The casualties taken to Haslar in the 3 months of the D-Day Landing period was 1,347, just part of the 17,556 received and distributed by the Portsmouth P.M.O. (Port Medical Office)
  Iris Weir was at Gosport from 1937 to 1945 and she, after D-Day, as a young mother with her husband in the navy, and having already endured bombing raids, offered her services to Haslar:

  “ I was taken on to part-time to help launder the sheets of the dead and wounded who had been brought back from France. Many of the wounded were also taken to other hospitals like Netley, at Southampton. Everyone tried to keep cheerful but it was very difficult. I was 28 years old and put next to an operating theatre, the sheets given to us still had bits of bodies stuck to them. The smell of ether was sickening, and we were certainly sobered by the reality of it all.”

  The Hospital Principal Medical Officer took on the job of planning and co-ordinating the naval, army, and civil arrangements, for the arrival and treatment of the casualties from the Normandy beaches.
  Advanced dressing stations were set up at Clarence Yard, Queen Alexandra Military Hospital, Cosham, the Children’s Home at Alverstoke, Fort Gomer near the airfield, and at Fort Brockhurst.
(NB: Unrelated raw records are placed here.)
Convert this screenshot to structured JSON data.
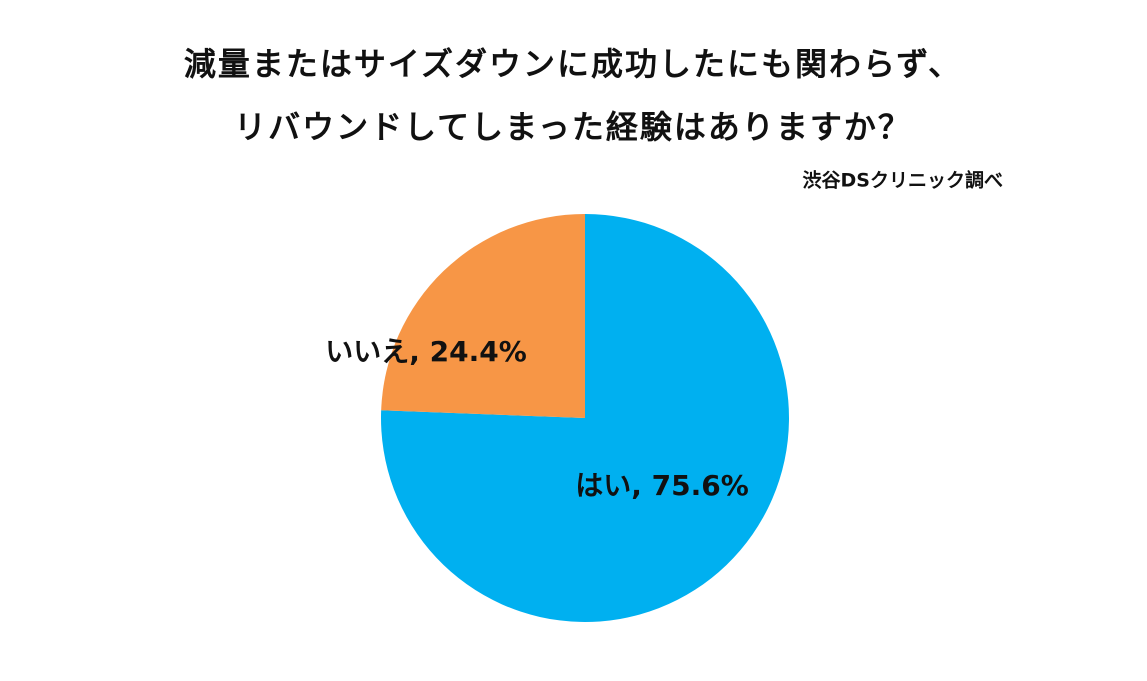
{
  "chart_data": {
    "type": "pie",
    "title": [
      "減量またはサイズダウンに成功したにも関わらず、",
      "リバウンドしてしまった経験はありますか？"
    ],
    "subtitle": "渋谷DSクリニック調べ",
    "values": [
      75.6,
      24.4
    ],
    "value_labels": [
      "はい, 75.6%",
      "いいえ, 24.4%"
    ],
    "colors": [
      "#00b0f0",
      "#f79646"
    ]
  }
}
The town’s population, and men and women from surrounding bases answered the call for blood donors and they were sent to a field hospital set up on the miniature golf course at Stokes Bay.
RN-Coastal Forces Veterans
Haslar has treated civilians as well as military patients for a number of years and this has proved of obvious worth in the training gained by it’s doctors and nursing staff, firstly all naval and then tri-service, with N.H.S. supplementary’s.
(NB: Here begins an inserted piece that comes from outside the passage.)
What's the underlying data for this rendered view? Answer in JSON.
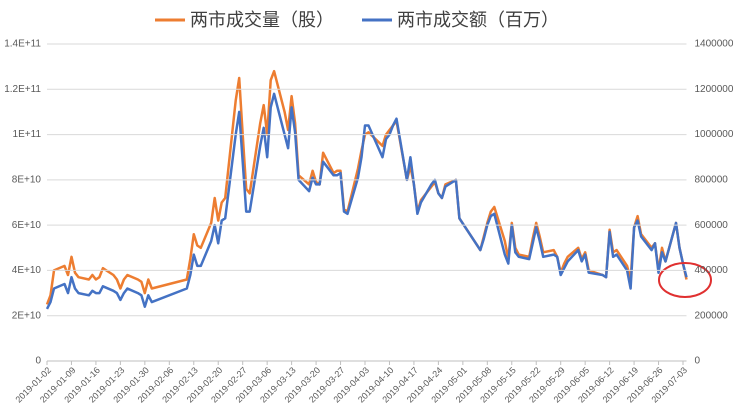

The hospital is still run by the Ministry of Defence but under the local National Health Trust. A MoD Hospital Unit (MDHU) is now open at Q.A.Hospital. Cosham, inaugurated by Surgeon Rear Admiral P. Raffaelli on 8 April 2005.
  During 1998-99 Haslar’s special equipment, helped in the treatment of patients from other hospital’s who were suffering from the flesh eating bacterial disease necrotising fasciitis. For this the hyperbaric chamber was used, because it was found that oxygen at high pressure was an effective treatment, along with antibiotics and surgery, in combating this awful condition which affects about 22 people a year. The chamber has also been used many times in the treatment of divers who have been suffering from the ‘bends’, a condition often brought about by too rapid ascent from deep water.
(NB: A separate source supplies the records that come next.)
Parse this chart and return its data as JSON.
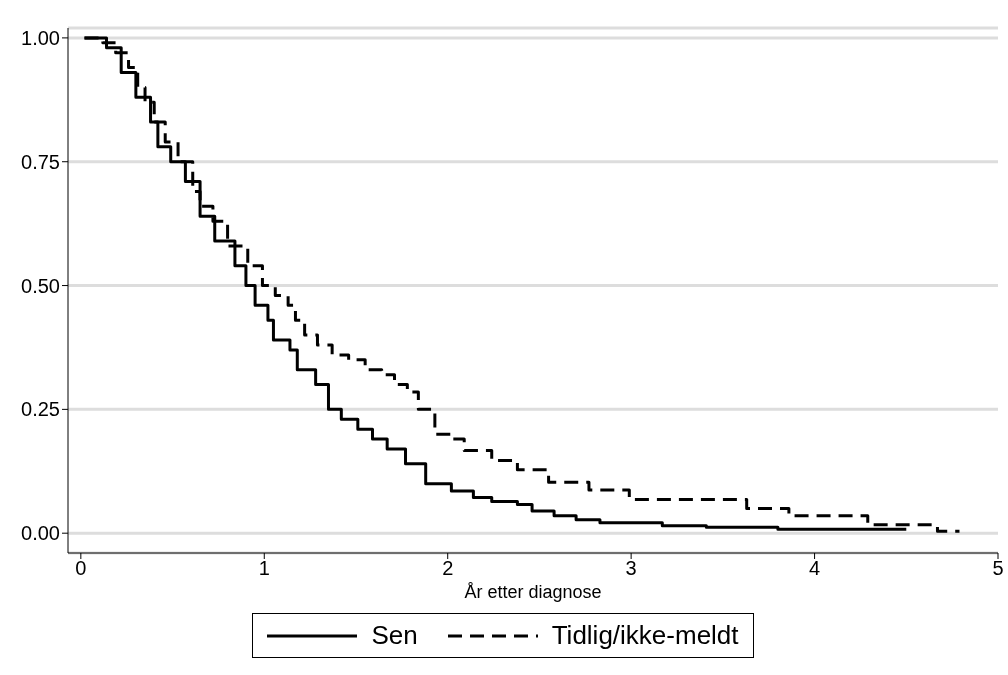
{
  "chart_data": {
    "type": "step",
    "xlabel": "År etter diagnose",
    "xlim": [
      -0.07,
      5
    ],
    "xticks": [
      0,
      1,
      2,
      3,
      4,
      5
    ],
    "ylim": [
      -0.04,
      1.02
    ],
    "yticks": [
      {
        "value": 0,
        "label": "0.00"
      },
      {
        "value": 0.25,
        "label": "0.25"
      },
      {
        "value": 0.5,
        "label": "0.50"
      },
      {
        "value": 0.75,
        "label": "0.75"
      },
      {
        "value": 1,
        "label": "1.00"
      }
    ],
    "grid": "y",
    "legend": "bottom",
    "marker": "none",
    "series": [
      {
        "name": "Sen",
        "color": "#000000",
        "line_style": "solid",
        "x": [
          0.02,
          0.14,
          0.22,
          0.3,
          0.38,
          0.42,
          0.49,
          0.57,
          0.65,
          0.73,
          0.84,
          0.9,
          0.95,
          1.02,
          1.05,
          1.14,
          1.18,
          1.28,
          1.35,
          1.42,
          1.51,
          1.59,
          1.67,
          1.77,
          1.88,
          2.02,
          2.14,
          2.24,
          2.38,
          2.46,
          2.58,
          2.7,
          2.83,
          3.17,
          3.41,
          3.8,
          4.5
        ],
        "values": [
          1.0,
          0.98,
          0.93,
          0.88,
          0.83,
          0.78,
          0.75,
          0.71,
          0.64,
          0.59,
          0.54,
          0.5,
          0.46,
          0.43,
          0.39,
          0.37,
          0.33,
          0.3,
          0.25,
          0.23,
          0.21,
          0.19,
          0.17,
          0.14,
          0.1,
          0.085,
          0.072,
          0.064,
          0.058,
          0.045,
          0.035,
          0.027,
          0.021,
          0.015,
          0.012,
          0.008,
          0.008
        ]
      },
      {
        "name": "Tidlig/ikke-meldt",
        "color": "#000000",
        "line_style": "dashed",
        "x": [
          0.02,
          0.12,
          0.19,
          0.26,
          0.31,
          0.35,
          0.4,
          0.46,
          0.53,
          0.61,
          0.65,
          0.72,
          0.8,
          0.91,
          0.99,
          1.06,
          1.13,
          1.17,
          1.22,
          1.29,
          1.37,
          1.46,
          1.55,
          1.64,
          1.71,
          1.78,
          1.84,
          1.93,
          2.02,
          2.09,
          2.24,
          2.38,
          2.55,
          2.77,
          2.99,
          3.63,
          3.86,
          4.29,
          4.67,
          4.79
        ],
        "values": [
          1.0,
          0.99,
          0.97,
          0.94,
          0.9,
          0.87,
          0.83,
          0.79,
          0.75,
          0.69,
          0.66,
          0.63,
          0.58,
          0.54,
          0.5,
          0.48,
          0.46,
          0.43,
          0.4,
          0.38,
          0.36,
          0.35,
          0.33,
          0.32,
          0.3,
          0.285,
          0.25,
          0.2,
          0.19,
          0.167,
          0.147,
          0.128,
          0.103,
          0.087,
          0.068,
          0.05,
          0.035,
          0.017,
          0.004,
          0.004
        ]
      }
    ]
  }
}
  Haslar has pioneered many innovations in medicine, but in November 1999, a very special award was made to a team of 70, led by Surgeon Commander Dr. Lionel Jarvis, for outstanding work in the field of diagnostic imaging.
  Scans or X-rays taken of service personnel anywhere on the globe, can be transmitted by satellite link, to the hospital Radiology Department, and advised treatments, then sent back to the doctors. Royal Hospital Haslar has become the armed services headquarters for diagnostic imaging. The Nycomed Amersham Diagnostic Imaging ‘Team of the Year Award’, is especially poignant now that the government [2009] has allowed closure of the hospital to go ahead.
  With the Tri-Service Defence Medical College situated next door at Fort Blockhouse, where military doctors and other medical staff are trained, the combination of hospital and college had great potential, which is now to be lost, due to imminent closure of both. Leaving defence medicine in a perilous state, and the civilians of Gosport, Fareham and Lee-on-Solent, and even further afield, without a nearby general hospital. Many top doctors decided to leave the hospital when the NHS began to take over and some emigrated to New Zealand. Others also left the UK for Australia and Canada.  
Although closure of the hospital has not yet taken place, the area’s loss has already become apparent with some specialists refusing to attend at Haslar and some operations ceasing to be carried out. However, as various programs of rebuilding and re-organising continue within the health region Haslars facilities  are used as a stop gap.